“Hoje eu finalmente recomeçarei minha vida” pensava enquanto trancava o portão da minha casa. O dia estava bonito; o céu estava azul sem nenhuma nuvem e os pássaros cantavam. Uma típica manhã de primavera que parecia estar tirando sarro de mim...
Não havia muitas pessoas no ponto de ônibus. Apenas uma garota de cabelos escuros e pele clara que eu não conhecia. Ficamos ali em silêncio esperando o ônibus. Mas ele não chegava nunca! Será que havia acontecido algo? As músicas do meu mp3 já tinham começado a se repetir quando senti um leve puxão:
- Com licença, mas você sabe que horas o ônibus chega?- Perguntou a garota. Não havia reparado como ela era baixa!
- Oi! Olha, eu acho que ele já deveria ter chegado. - Respondi, tentando parecer entusiasmado.
- Ai, acho que vou chegar atrasada no primeiro dia de aula!- Ela respondeu cabisbaixa.
- É... também acho que vou... – Na verdade eu não me importava com aquilo. – Qual é o seu nome?
- Sabrina! E o seu?
- Prazer Sabrina, meu nome é Miguel.
Logo em seguida, o ônibus chegou. Ao entrar me deparei com algo que se parecia com um formigueiro. A falta de ar com certeza iria ser um problema, por isso deixei a garota entrar primeiro para eu poder ter tempo de abrir minha mochila e tirar minha bombinha dali. Ao me ver com a bombinha na mão um homem logo me cedeu seu lugar, e como um bom cavalheiro me ofereci para levar a mala de Sabrina. Afinal de contas o nosso destino não era dos mais pertos, e eu também duvidava que ela conseguiria se sentar em algum lugar.
Não conversamos muito durante o trajeto, mas mesmo assim pude descobrir coisas interessantes sobre ela: Sua cor favorita era violeta, tal como a fita que estava presa em seu cabelo. Sua banda preferida era Aerosmith, mas sua canção preferida era One Last Breath da banda Creed. Mas o que me deixou mais surpreso foi descobrir que ela era minha caloura!

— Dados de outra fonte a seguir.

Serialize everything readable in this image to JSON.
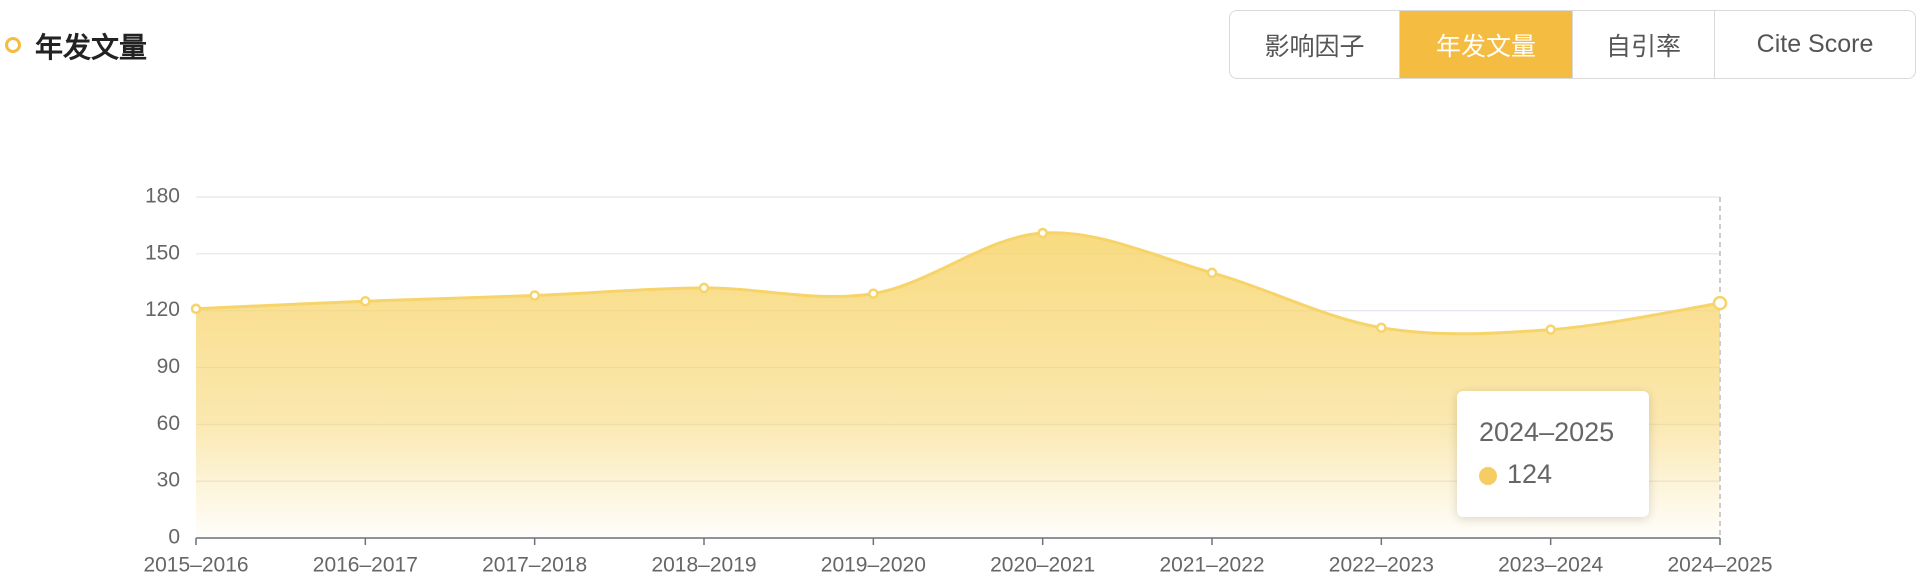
{
  "title": "年发文量",
  "tabs": [
    "影响因子",
    "年发文量",
    "自引率",
    "Cite Score"
  ],
  "active_tab": 1,
  "chart_data": {
    "type": "area",
    "categories": [
      "2015–2016",
      "2016–2017",
      "2017–2018",
      "2018–2019",
      "2019–2020",
      "2020–2021",
      "2021–2022",
      "2022–2023",
      "2023–2024",
      "2024–2025"
    ],
    "values": [
      121,
      125,
      128,
      132,
      129,
      161,
      140,
      111,
      110,
      124
    ],
    "color": "#f7d46a",
    "ylim": [
      0,
      180
    ],
    "yticks": [
      0,
      30,
      60,
      90,
      120,
      150,
      180
    ],
    "grid": true
  }
}
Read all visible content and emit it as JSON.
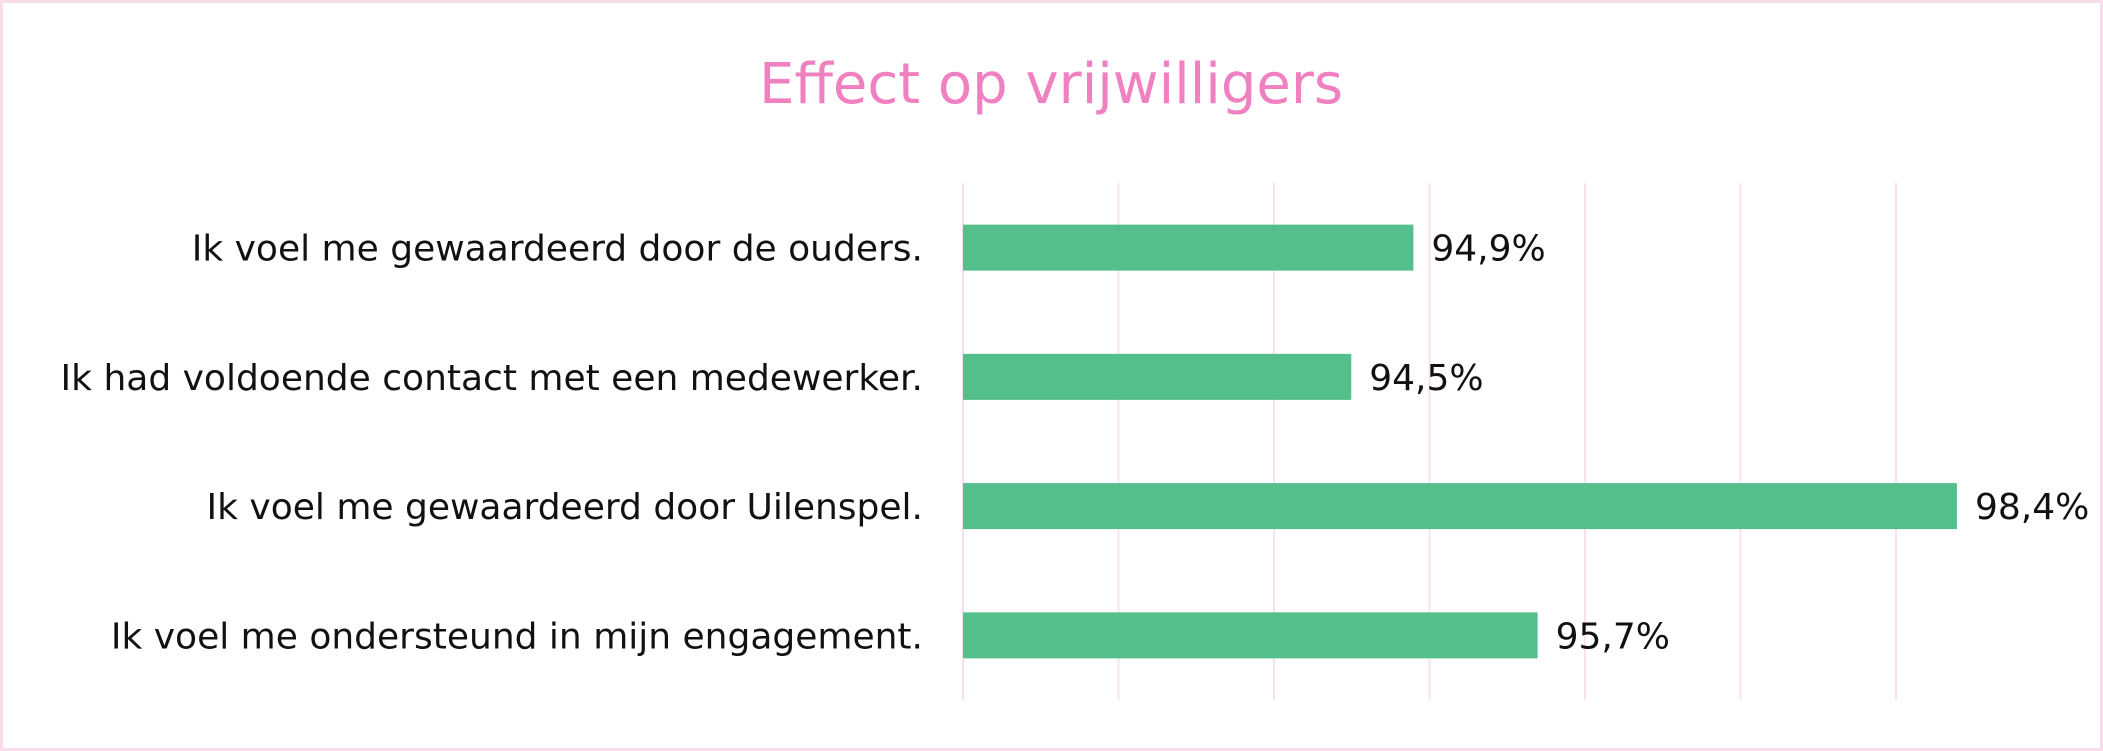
{
  "chart_data": {
    "type": "bar",
    "orientation": "horizontal",
    "title": "Effect op vrijwilligers",
    "categories": [
      "Ik voel me gewaardeerd door de ouders.",
      "Ik had voldoende contact met een medewerker.",
      "Ik voel me gewaardeerd door Uilenspel.",
      "Ik voel me ondersteund in mijn engagement."
    ],
    "values": [
      94.9,
      94.5,
      98.4,
      95.7
    ],
    "value_labels": [
      "94,9%",
      "94,5%",
      "98,4%",
      "95,7%"
    ],
    "xlim": [
      92,
      98.6
    ],
    "grid": true,
    "legend": "none",
    "colors": {
      "bar": "#55bf8c",
      "title": "#f080c0",
      "grid": "#fbe0ee",
      "border": "#f8dcea",
      "text": "#111111"
    }
  }
}
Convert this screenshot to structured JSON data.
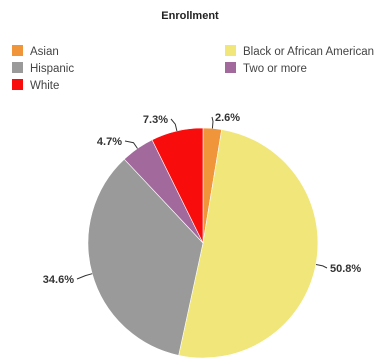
{
  "chart_data": {
    "type": "pie",
    "title": "Enrollment",
    "slices": [
      {
        "label": "Asian",
        "value": 2.6,
        "display": "2.6%",
        "color": "#f0953a"
      },
      {
        "label": "Black or African American",
        "value": 50.8,
        "display": "50.8%",
        "color": "#f0e67a"
      },
      {
        "label": "Hispanic",
        "value": 34.6,
        "display": "34.6%",
        "color": "#9a9a9a"
      },
      {
        "label": "Two or more",
        "value": 4.7,
        "display": "4.7%",
        "color": "#a2699c"
      },
      {
        "label": "White",
        "value": 7.3,
        "display": "7.3%",
        "color": "#f80c0c"
      }
    ],
    "legend_order": [
      "Asian",
      "Black or African American",
      "Hispanic",
      "Two or more",
      "White"
    ],
    "legend_position": "top",
    "start_angle_deg": 0,
    "direction": "clockwise"
  }
}
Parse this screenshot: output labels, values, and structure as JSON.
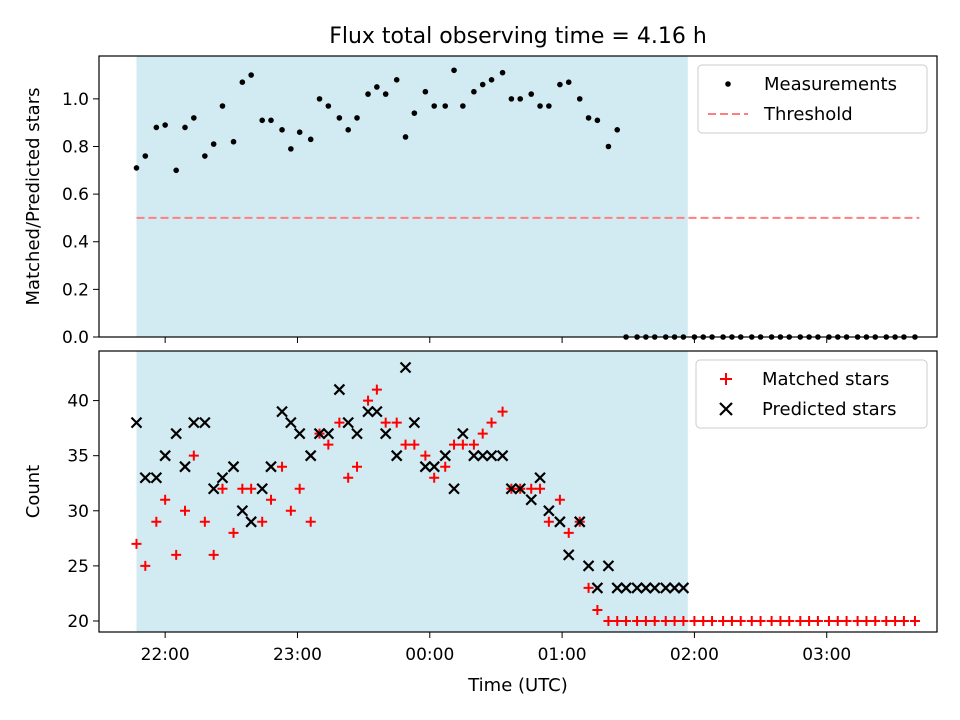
{
  "figure": {
    "title": "Flux total observing time = 4.16 h",
    "xlabel": "Time (UTC)",
    "colors": {
      "observing_band": "#add8e6",
      "measurement": "#000000",
      "threshold": "#ff7f7f",
      "matched": "#ff0000",
      "predicted": "#000000"
    }
  },
  "chart_data": [
    {
      "type": "scatter",
      "title": "Flux total observing time = 4.16 h",
      "xlabel": "",
      "ylabel": "Matched/Predicted stars",
      "xlim": [
        "21:30",
        "03:50"
      ],
      "ylim": [
        0,
        1.18
      ],
      "x_ticks": [
        "22:00",
        "23:00",
        "00:00",
        "01:00",
        "02:00",
        "03:00"
      ],
      "y_ticks": [
        "0.0",
        "0.2",
        "0.4",
        "0.6",
        "0.8",
        "1.0"
      ],
      "y_tick_values": [
        0,
        0.2,
        0.4,
        0.6,
        0.8,
        1.0
      ],
      "shaded_interval": [
        "21:47",
        "01:57"
      ],
      "legend": {
        "position": "top-right",
        "entries": [
          "Measurements",
          "Threshold"
        ]
      },
      "threshold": {
        "name": "Threshold",
        "y": 0.5,
        "x_range": [
          "21:47",
          "03:42"
        ]
      },
      "series": [
        {
          "name": "Measurements",
          "marker": "dot",
          "x": [
            "21:47",
            "21:51",
            "21:56",
            "22:00",
            "22:05",
            "22:09",
            "22:13",
            "22:18",
            "22:22",
            "22:26",
            "22:31",
            "22:35",
            "22:39",
            "22:44",
            "22:48",
            "22:53",
            "22:57",
            "23:01",
            "23:06",
            "23:10",
            "23:14",
            "23:19",
            "23:23",
            "23:27",
            "23:32",
            "23:36",
            "23:40",
            "23:45",
            "23:49",
            "23:53",
            "23:58",
            "00:02",
            "00:07",
            "00:11",
            "00:15",
            "00:20",
            "00:24",
            "00:28",
            "00:33",
            "00:37",
            "00:41",
            "00:46",
            "00:50",
            "00:54",
            "00:59",
            "01:03",
            "01:08",
            "01:12",
            "01:16",
            "01:21",
            "01:25",
            "01:29",
            "01:34",
            "01:38",
            "01:42",
            "01:47",
            "01:51",
            "01:55",
            "02:00",
            "02:04",
            "02:08",
            "02:13",
            "02:17",
            "02:21",
            "02:26",
            "02:30",
            "02:35",
            "02:39",
            "02:43",
            "02:48",
            "02:52",
            "02:56",
            "03:01",
            "03:05",
            "03:09",
            "03:14",
            "03:18",
            "03:22",
            "03:27",
            "03:31",
            "03:35",
            "03:40"
          ],
          "y": [
            0.71,
            0.76,
            0.88,
            0.89,
            0.7,
            0.88,
            0.92,
            0.76,
            0.81,
            0.97,
            0.82,
            1.07,
            1.1,
            0.91,
            0.91,
            0.87,
            0.79,
            0.86,
            0.83,
            1.0,
            0.97,
            0.92,
            0.87,
            0.92,
            1.02,
            1.05,
            1.02,
            1.08,
            0.84,
            0.94,
            1.03,
            0.97,
            0.97,
            1.12,
            0.97,
            1.03,
            1.06,
            1.08,
            1.11,
            1.0,
            1.0,
            1.02,
            0.97,
            0.97,
            1.06,
            1.07,
            1.0,
            0.92,
            0.91,
            0.8,
            0.87,
            0,
            0,
            0,
            0,
            0,
            0,
            0,
            0,
            0,
            0,
            0,
            0,
            0,
            0,
            0,
            0,
            0,
            0,
            0,
            0,
            0,
            0,
            0,
            0,
            0,
            0,
            0,
            0,
            0,
            0,
            0
          ]
        }
      ]
    },
    {
      "type": "scatter",
      "title": "",
      "xlabel": "Time (UTC)",
      "ylabel": "Count",
      "xlim": [
        "21:30",
        "03:50"
      ],
      "ylim": [
        19,
        44.5
      ],
      "x_ticks": [
        "22:00",
        "23:00",
        "00:00",
        "01:00",
        "02:00",
        "03:00"
      ],
      "y_ticks": [
        "20",
        "25",
        "30",
        "35",
        "40"
      ],
      "y_tick_values": [
        20,
        25,
        30,
        35,
        40
      ],
      "shaded_interval": [
        "21:47",
        "01:57"
      ],
      "legend": {
        "position": "top-right",
        "entries": [
          "Matched stars",
          "Predicted stars"
        ]
      },
      "series": [
        {
          "name": "Matched stars",
          "marker": "plus",
          "x": [
            "21:47",
            "21:51",
            "21:56",
            "22:00",
            "22:05",
            "22:09",
            "22:13",
            "22:18",
            "22:22",
            "22:26",
            "22:31",
            "22:35",
            "22:39",
            "22:44",
            "22:48",
            "22:53",
            "22:57",
            "23:01",
            "23:06",
            "23:10",
            "23:14",
            "23:19",
            "23:23",
            "23:27",
            "23:32",
            "23:36",
            "23:40",
            "23:45",
            "23:49",
            "23:53",
            "23:58",
            "00:02",
            "00:07",
            "00:11",
            "00:15",
            "00:20",
            "00:24",
            "00:28",
            "00:33",
            "00:37",
            "00:41",
            "00:46",
            "00:50",
            "00:54",
            "00:59",
            "01:03",
            "01:08",
            "01:12",
            "01:16",
            "01:21",
            "01:25",
            "01:29",
            "01:34",
            "01:38",
            "01:42",
            "01:47",
            "01:51",
            "01:55",
            "02:00",
            "02:04",
            "02:08",
            "02:13",
            "02:17",
            "02:21",
            "02:26",
            "02:30",
            "02:35",
            "02:39",
            "02:43",
            "02:48",
            "02:52",
            "02:56",
            "03:01",
            "03:05",
            "03:09",
            "03:14",
            "03:18",
            "03:22",
            "03:27",
            "03:31",
            "03:35",
            "03:40"
          ],
          "y": [
            27,
            25,
            29,
            31,
            26,
            30,
            35,
            29,
            26,
            32,
            28,
            32,
            32,
            29,
            31,
            34,
            30,
            32,
            29,
            37,
            36,
            38,
            33,
            34,
            40,
            41,
            38,
            38,
            36,
            36,
            35,
            33,
            34,
            36,
            36,
            36,
            37,
            38,
            39,
            32,
            32,
            32,
            32,
            29,
            31,
            28,
            29,
            23,
            21,
            20,
            20,
            20,
            20,
            20,
            20,
            20,
            20,
            20,
            20,
            20,
            20,
            20,
            20,
            20,
            20,
            20,
            20,
            20,
            20,
            20,
            20,
            20,
            20,
            20,
            20,
            20,
            20,
            20,
            20,
            20,
            20,
            20
          ]
        },
        {
          "name": "Predicted stars",
          "marker": "x",
          "x": [
            "21:47",
            "21:51",
            "21:56",
            "22:00",
            "22:05",
            "22:09",
            "22:13",
            "22:18",
            "22:22",
            "22:26",
            "22:31",
            "22:35",
            "22:39",
            "22:44",
            "22:48",
            "22:53",
            "22:57",
            "23:01",
            "23:06",
            "23:10",
            "23:14",
            "23:19",
            "23:23",
            "23:27",
            "23:32",
            "23:36",
            "23:40",
            "23:45",
            "23:49",
            "23:53",
            "23:58",
            "00:02",
            "00:07",
            "00:11",
            "00:15",
            "00:20",
            "00:24",
            "00:28",
            "00:33",
            "00:37",
            "00:41",
            "00:46",
            "00:50",
            "00:54",
            "00:59",
            "01:03",
            "01:08",
            "01:12",
            "01:16",
            "01:21",
            "01:25",
            "01:29",
            "01:34",
            "01:38",
            "01:42",
            "01:47",
            "01:51",
            "01:55"
          ],
          "y": [
            38,
            33,
            33,
            35,
            37,
            34,
            38,
            38,
            32,
            33,
            34,
            30,
            29,
            32,
            34,
            39,
            38,
            37,
            35,
            37,
            37,
            41,
            38,
            37,
            39,
            39,
            37,
            35,
            43,
            38,
            34,
            34,
            35,
            32,
            37,
            35,
            35,
            35,
            35,
            32,
            32,
            31,
            33,
            30,
            29,
            26,
            29,
            25,
            23,
            25,
            23,
            23,
            23,
            23,
            23,
            23,
            23,
            23
          ]
        }
      ]
    }
  ]
}
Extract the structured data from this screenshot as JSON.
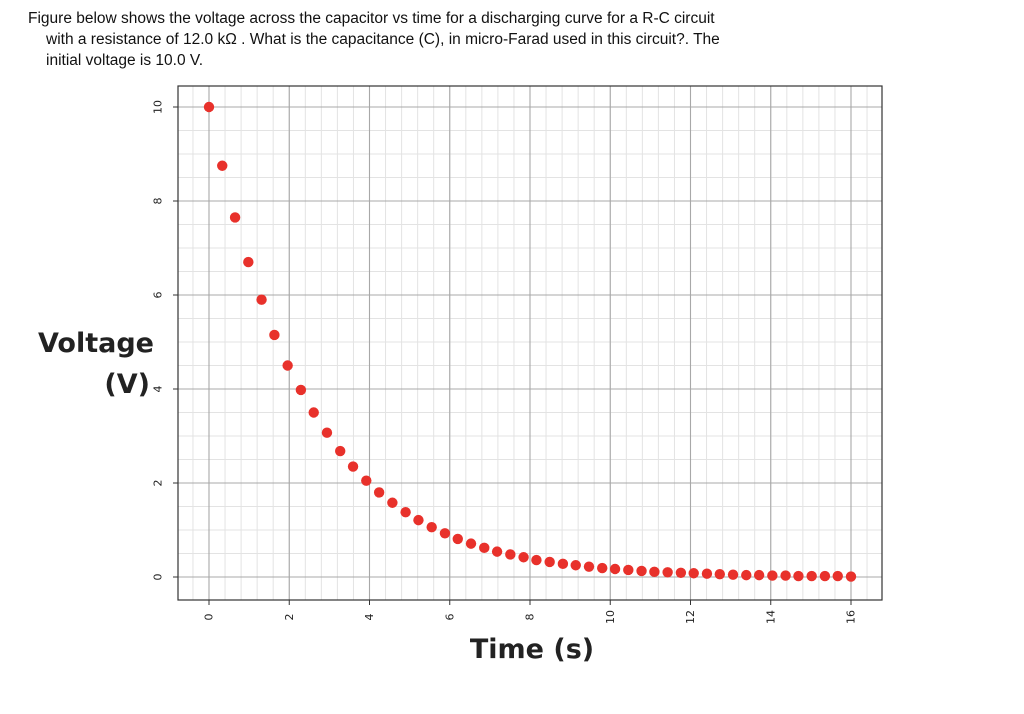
{
  "question": {
    "line1": "Figure below shows the voltage across the capacitor vs time for a discharging curve for a R-C circuit",
    "line2": "with a resistance of 12.0 kΩ . What is the capacitance (C), in micro-Farad used in this circuit?. The",
    "line3": "initial voltage is 10.0 V."
  },
  "chart_data": {
    "type": "scatter",
    "xlabel": "Time (s)",
    "ylabel_line1": "Voltage",
    "ylabel_line2": "(V)",
    "xlim": [
      0,
      16
    ],
    "ylim": [
      0,
      10
    ],
    "xticks": [
      "0",
      "2",
      "4",
      "6",
      "8",
      "10",
      "12",
      "14",
      "16"
    ],
    "yticks": [
      "0",
      "2",
      "4",
      "6",
      "8",
      "10"
    ],
    "grid": "major and minor",
    "point_color": "#e8312b",
    "points": [
      [
        0.0,
        10.0
      ],
      [
        0.33,
        8.75
      ],
      [
        0.65,
        7.65
      ],
      [
        0.98,
        6.7
      ],
      [
        1.31,
        5.9
      ],
      [
        1.63,
        5.15
      ],
      [
        1.96,
        4.5
      ],
      [
        2.29,
        3.98
      ],
      [
        2.61,
        3.5
      ],
      [
        2.94,
        3.07
      ],
      [
        3.27,
        2.68
      ],
      [
        3.59,
        2.35
      ],
      [
        3.92,
        2.05
      ],
      [
        4.24,
        1.8
      ],
      [
        4.57,
        1.58
      ],
      [
        4.9,
        1.38
      ],
      [
        5.22,
        1.21
      ],
      [
        5.55,
        1.06
      ],
      [
        5.88,
        0.93
      ],
      [
        6.2,
        0.81
      ],
      [
        6.53,
        0.71
      ],
      [
        6.86,
        0.62
      ],
      [
        7.18,
        0.54
      ],
      [
        7.51,
        0.48
      ],
      [
        7.84,
        0.42
      ],
      [
        8.16,
        0.36
      ],
      [
        8.49,
        0.32
      ],
      [
        8.82,
        0.28
      ],
      [
        9.14,
        0.25
      ],
      [
        9.47,
        0.22
      ],
      [
        9.8,
        0.19
      ],
      [
        10.12,
        0.17
      ],
      [
        10.45,
        0.15
      ],
      [
        10.78,
        0.13
      ],
      [
        11.1,
        0.11
      ],
      [
        11.43,
        0.1
      ],
      [
        11.76,
        0.09
      ],
      [
        12.08,
        0.08
      ],
      [
        12.41,
        0.07
      ],
      [
        12.73,
        0.06
      ],
      [
        13.06,
        0.05
      ],
      [
        13.39,
        0.04
      ],
      [
        13.71,
        0.04
      ],
      [
        14.04,
        0.03
      ],
      [
        14.37,
        0.03
      ],
      [
        14.69,
        0.02
      ],
      [
        15.02,
        0.02
      ],
      [
        15.35,
        0.02
      ],
      [
        15.67,
        0.02
      ],
      [
        16.0,
        0.01
      ]
    ]
  }
}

Quando chegamos à faculdade, havia várias barraquinhas espalhadas pelo campus com os nomes de diversos cursos. Percebi que Sabrina estava um pouco inquieta. Logo falei pra ela não se preocupar, veteranos não costumavam morder os calouros no primeiro dia de aula. E para confortá - la um pouco mais disse que caso ela quisesse eu poderia livrá-la do trote.
- NÃO! Eu quero participar do trote! Não quero ficar marcada como a “nanica que não participou do trote”!
- Hahaha, tudo bem então! Nos vemos no bar mais tarde!
Ela me deu um beijo na bochecha e foi em direção a barraca do nosso curso.
Enquanto eu me dirigia ao prédio onde eu teria a minha primeira aula em semanas, um pensamento me intrigava: Seria obra do destino o ônibus demorar tanto e acabar por me apresentar uma nova pessoa?
Mas não tive muito tempo para pensar no assunto, logo que cheguei a entrada do prédio eu a vi. A causa das minhas dores estava lá me esperando. Ergui a cabeça e fui em sua direção, não podia mais agüentar aquela angústia que me consumia por inteiro. O momento tinha finalmente chegado e a dor despertava novamente dentro de mim. A bombinha tremia na minha mão e meu coração parecia que iria sair pelo meu peito e voar direto para as mãos dela.